When he left, he wanted to be a gym teacher, but she wrote him the afore mentioned letter, in which she writes that she thinks he has “un beau métier” (that is, some skills). He then met Claude Peyrot at le Vivarois, another three-star restaurant in Paris, a very influential cook. At first a unpaid intern, Pacaud quickly ends up running the kitchen. When he left to open his own restaurant, Peyrot did not keep the third star long.

My overall impression is that that little guy has his life on the line with every dish he sends. Cooking, for him, is salvation, he finds some eternal truth there. Can’t trust the parents, had to leave the adoptive ones (Brazier and Peyrot), but there is one stable element: how to get the best of each ingredient. It starts with finding the best possible product, handling and transporting it with care, preparing it as soon as possible, serving it at the exact best possible moment, etc.

In the movie he says how much he likes to make gnocchis, cause he knows exactly how this is going to go and how long this is going to take. It soothes him.

This, in my opinion, results in a cooking whose only purpose is the maximisation of the intensity of the taste of each ingredient. Combinations are just one tool at the service of this endeavour. Everything else, I believe, leaves Pacaud uninterested. Starting with novelty, innovation, the spirit of times. He says in the movie that we believe we invent but only rediscover over and over again, taking the example of the figs with fennel he thought he invented but later found mention of in a book about Louis XIV.

I am sure he does not reject innovation, providing it is submitted to the ultimate goal of maximising intensity of each taste. He says that he does not do risotto anymore because an Italian friend of his makes it much better than he. I guess he would either start sous-vide cooking or abandon roasting if he believed sous-vide gives better results for what he does.

Is maximising the intensity of the taste of a product its “truth”? Obviously there are alternative responses, but this one is convincing, not so much for the brain as for the palate.

Obviously too, the refusal of anything else that this maximisation has something sad because it ignores all the other good things in life and in food. Furthermore, because Pacaud only reached for his kind of perfection, any imperfect meal at l’Ambroisie, though it is rare and still technically admirable, is bound to totally miss his point.
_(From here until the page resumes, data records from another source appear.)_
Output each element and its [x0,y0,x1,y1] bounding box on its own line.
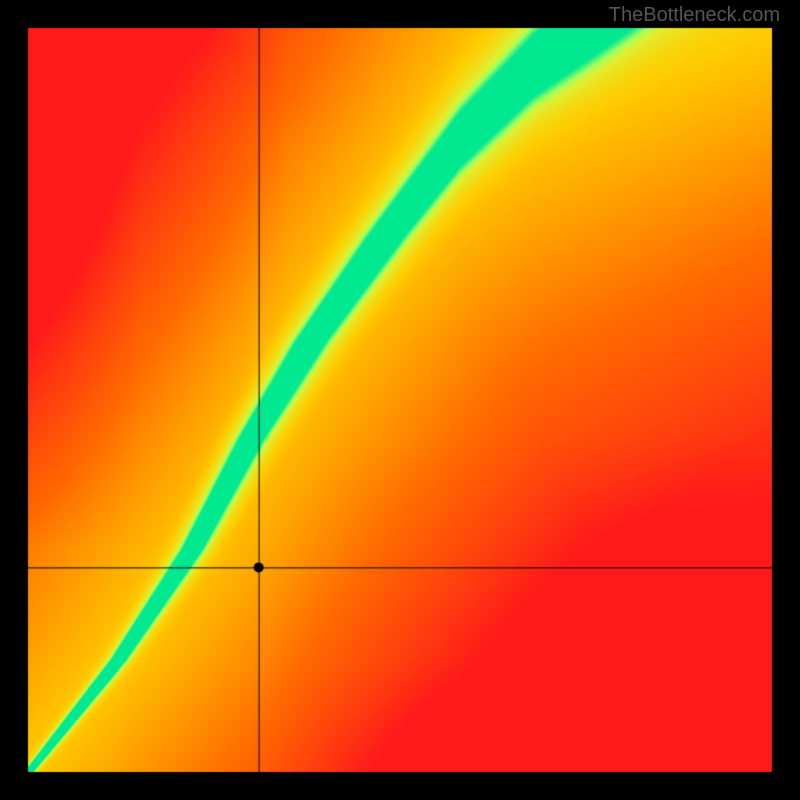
heatmap-canvas [0,0,800,800]
chart-container: TheBottleneck.com [0,0,800,800]
watermark-text: TheBottleneck.com [609,4,780,27]
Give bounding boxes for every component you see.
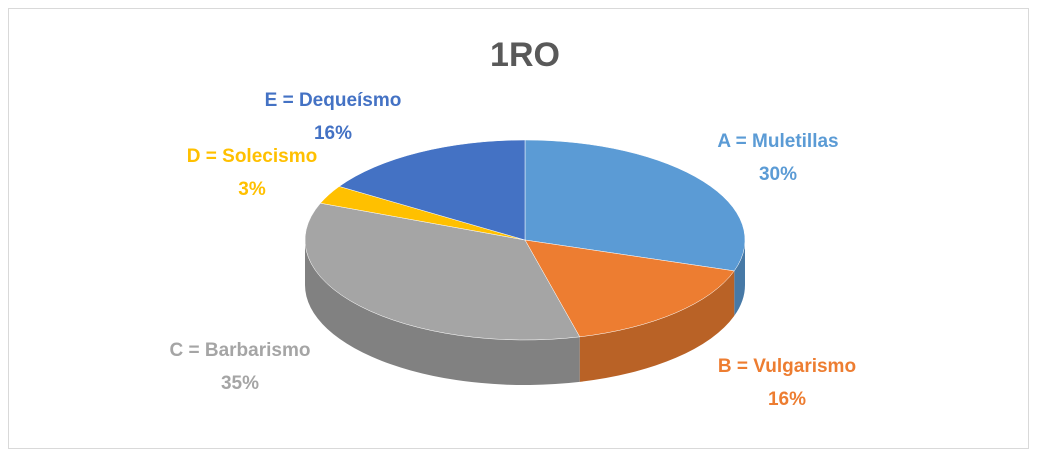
data-label-name: E = Dequeísmo bbox=[265, 90, 402, 111]
pie-slice bbox=[524, 139, 746, 272]
data-label-name: B = Vulgarismo bbox=[718, 356, 856, 377]
pie-slice bbox=[524, 239, 735, 338]
pie-sides bbox=[304, 240, 745, 385]
data-label-value: 30% bbox=[759, 164, 797, 185]
pie-tops bbox=[304, 139, 746, 341]
data-label-value: 16% bbox=[314, 123, 352, 144]
pie-slice-side bbox=[579, 270, 735, 382]
chart-title: 1RO bbox=[490, 36, 560, 74]
pie-slice-side bbox=[734, 240, 745, 316]
pie-slice-side bbox=[304, 240, 580, 385]
pie-slice bbox=[304, 202, 581, 341]
data-label-name: D = Solecismo bbox=[187, 146, 317, 167]
data-label-value: 35% bbox=[221, 373, 259, 394]
data-label-value: 3% bbox=[238, 179, 266, 200]
pie-slice bbox=[338, 139, 526, 241]
data-label-value: 16% bbox=[768, 389, 806, 410]
data-label-name: C = Barbarismo bbox=[170, 340, 311, 361]
data-label-name: A = Muletillas bbox=[717, 131, 838, 152]
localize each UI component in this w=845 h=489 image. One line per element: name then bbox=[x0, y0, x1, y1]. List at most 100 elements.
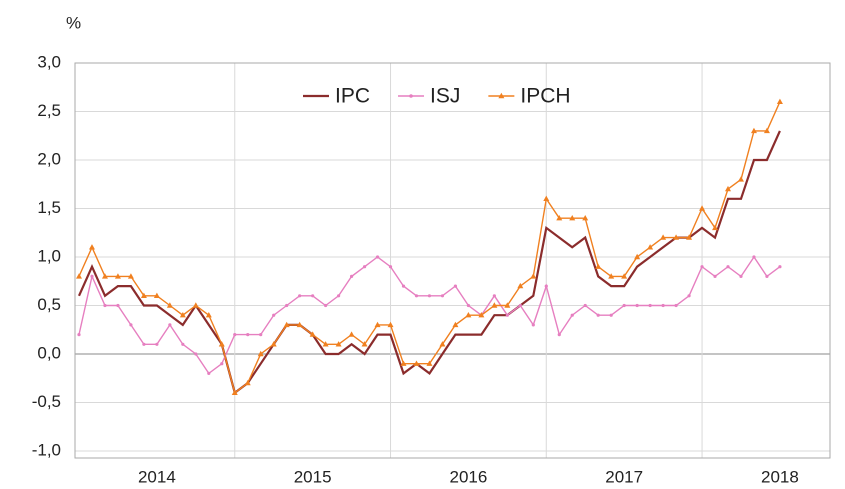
point-marker bbox=[752, 255, 756, 259]
point-marker bbox=[322, 341, 329, 347]
legend: IPC ISJ IPCH bbox=[303, 85, 571, 108]
point-marker bbox=[700, 265, 704, 269]
point-marker bbox=[621, 273, 628, 279]
point-marker bbox=[153, 292, 160, 298]
point-marker bbox=[453, 284, 458, 288]
point-marker bbox=[491, 302, 498, 308]
point-marker bbox=[233, 333, 237, 337]
legend-label: IPC bbox=[335, 85, 370, 108]
y-tick-label: 2,0 bbox=[37, 149, 61, 168]
point-marker bbox=[142, 342, 146, 346]
point-marker bbox=[244, 379, 251, 386]
y-tick-label: -0,5 bbox=[32, 392, 61, 411]
point-marker bbox=[478, 312, 485, 318]
plot-frame bbox=[74, 62, 831, 459]
point-marker bbox=[179, 312, 186, 318]
point-marker bbox=[311, 294, 315, 298]
point-marker bbox=[439, 341, 446, 347]
x-tick-label: 2018 bbox=[761, 467, 799, 486]
point-marker bbox=[763, 127, 770, 134]
y-tick-label: 1,0 bbox=[37, 246, 61, 265]
point-marker bbox=[699, 205, 706, 211]
point-marker bbox=[76, 273, 82, 279]
legend-label: IPCH bbox=[520, 85, 570, 108]
point-marker bbox=[181, 342, 185, 346]
point-marker bbox=[750, 127, 757, 134]
point-marker bbox=[324, 303, 328, 308]
legend-marker bbox=[498, 92, 505, 99]
point-marker bbox=[427, 294, 432, 298]
point-marker bbox=[205, 312, 212, 318]
point-marker bbox=[116, 303, 120, 308]
point-marker bbox=[400, 360, 407, 366]
point-marker bbox=[375, 255, 380, 259]
point-marker bbox=[298, 294, 302, 298]
y-axis-label: % bbox=[66, 13, 81, 32]
x-tick-label: 2015 bbox=[294, 467, 332, 486]
y-tick-label: 0,0 bbox=[37, 343, 61, 362]
x-tick-label: 2016 bbox=[449, 467, 487, 486]
point-marker bbox=[634, 253, 641, 260]
x-tick-label: 2017 bbox=[605, 467, 643, 486]
point-marker bbox=[596, 313, 600, 317]
point-marker bbox=[140, 292, 147, 298]
point-marker bbox=[426, 360, 433, 366]
point-marker bbox=[673, 234, 680, 240]
point-marker bbox=[348, 331, 355, 337]
point-marker bbox=[518, 303, 522, 308]
point-marker bbox=[414, 294, 419, 298]
y-tick-label: 2,5 bbox=[37, 101, 61, 120]
y-tick-label: 0,5 bbox=[37, 295, 61, 314]
point-marker bbox=[349, 274, 354, 278]
point-marker bbox=[492, 294, 496, 298]
point-marker bbox=[622, 303, 626, 308]
point-marker bbox=[557, 333, 561, 337]
point-marker bbox=[374, 321, 381, 328]
point-marker bbox=[570, 313, 574, 317]
point-marker bbox=[504, 302, 511, 308]
point-marker bbox=[440, 294, 445, 298]
point-marker bbox=[129, 323, 133, 327]
x-tick-label: 2014 bbox=[138, 467, 176, 486]
point-marker bbox=[231, 389, 238, 395]
point-marker bbox=[207, 371, 211, 375]
point-marker bbox=[103, 303, 107, 308]
point-marker bbox=[608, 273, 615, 279]
point-marker bbox=[712, 224, 719, 231]
point-marker bbox=[335, 341, 342, 347]
point-marker bbox=[296, 321, 303, 328]
point-marker bbox=[556, 215, 563, 221]
point-marker bbox=[155, 342, 159, 346]
point-marker bbox=[725, 185, 731, 192]
point-marker bbox=[531, 323, 535, 327]
point-marker bbox=[309, 331, 316, 337]
point-marker bbox=[259, 333, 263, 337]
point-marker bbox=[569, 215, 576, 221]
point-marker bbox=[595, 263, 602, 269]
point-marker bbox=[285, 303, 289, 308]
point-marker bbox=[452, 321, 459, 328]
point-marker bbox=[647, 244, 654, 250]
point-marker bbox=[765, 274, 769, 278]
point-marker bbox=[543, 195, 550, 201]
y-tick-label: 1,5 bbox=[37, 198, 61, 217]
legend-marker bbox=[409, 94, 413, 98]
point-marker bbox=[466, 303, 470, 308]
point-marker bbox=[582, 215, 589, 221]
y-tick-label: -1,0 bbox=[32, 440, 61, 459]
point-marker bbox=[713, 274, 717, 278]
point-marker bbox=[505, 313, 509, 317]
point-marker bbox=[726, 265, 730, 269]
point-marker bbox=[114, 273, 121, 279]
point-marker bbox=[257, 350, 264, 357]
point-marker bbox=[166, 302, 173, 308]
point-marker bbox=[194, 352, 198, 356]
point-marker bbox=[686, 234, 693, 240]
point-marker bbox=[776, 98, 783, 104]
point-marker bbox=[413, 360, 420, 366]
point-marker bbox=[361, 341, 368, 347]
point-marker bbox=[609, 313, 613, 317]
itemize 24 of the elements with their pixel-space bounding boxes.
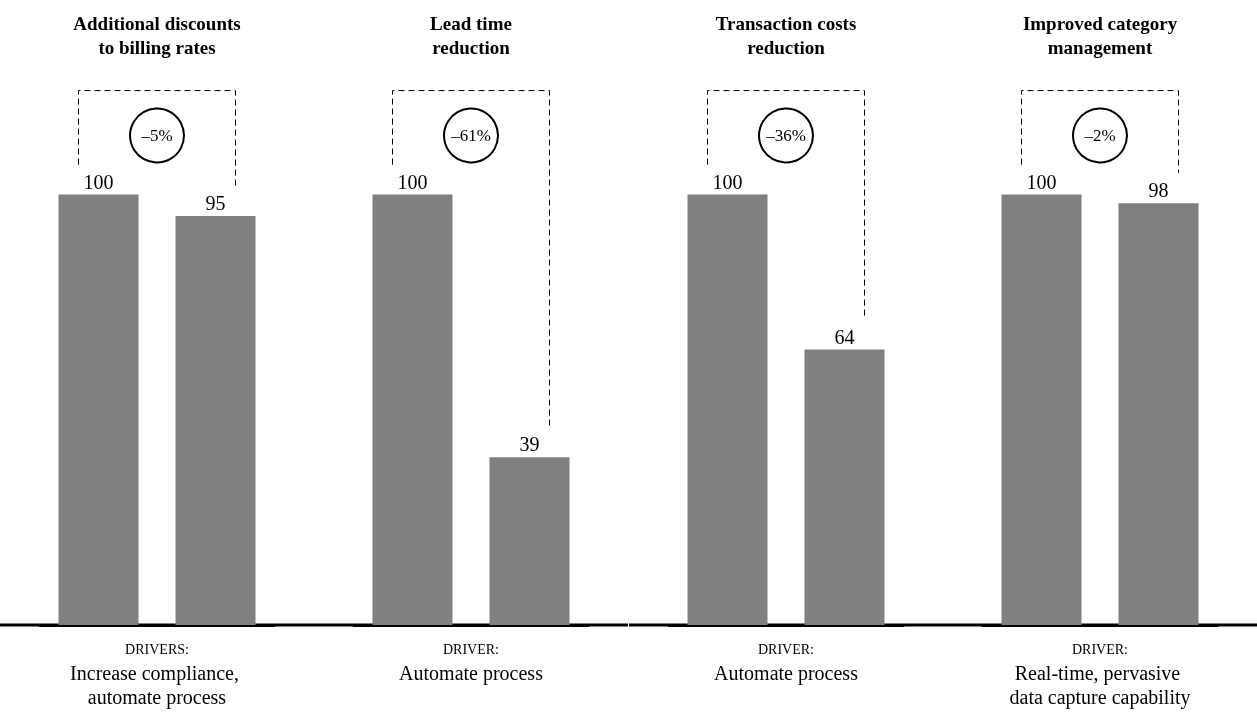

As they say in the Michelin, in a three star restaurant, you eat “always very well, sometimes wonderfully”. The reason why it makes sense that some consider l’Ambroisie the best restaurant in the World is that no one cooks in a more intense way than Pacaud. But clearly it is not worth it if it is not a litteraly stupefying experience, one that speaks for itself, gives a feeling of absolute truth.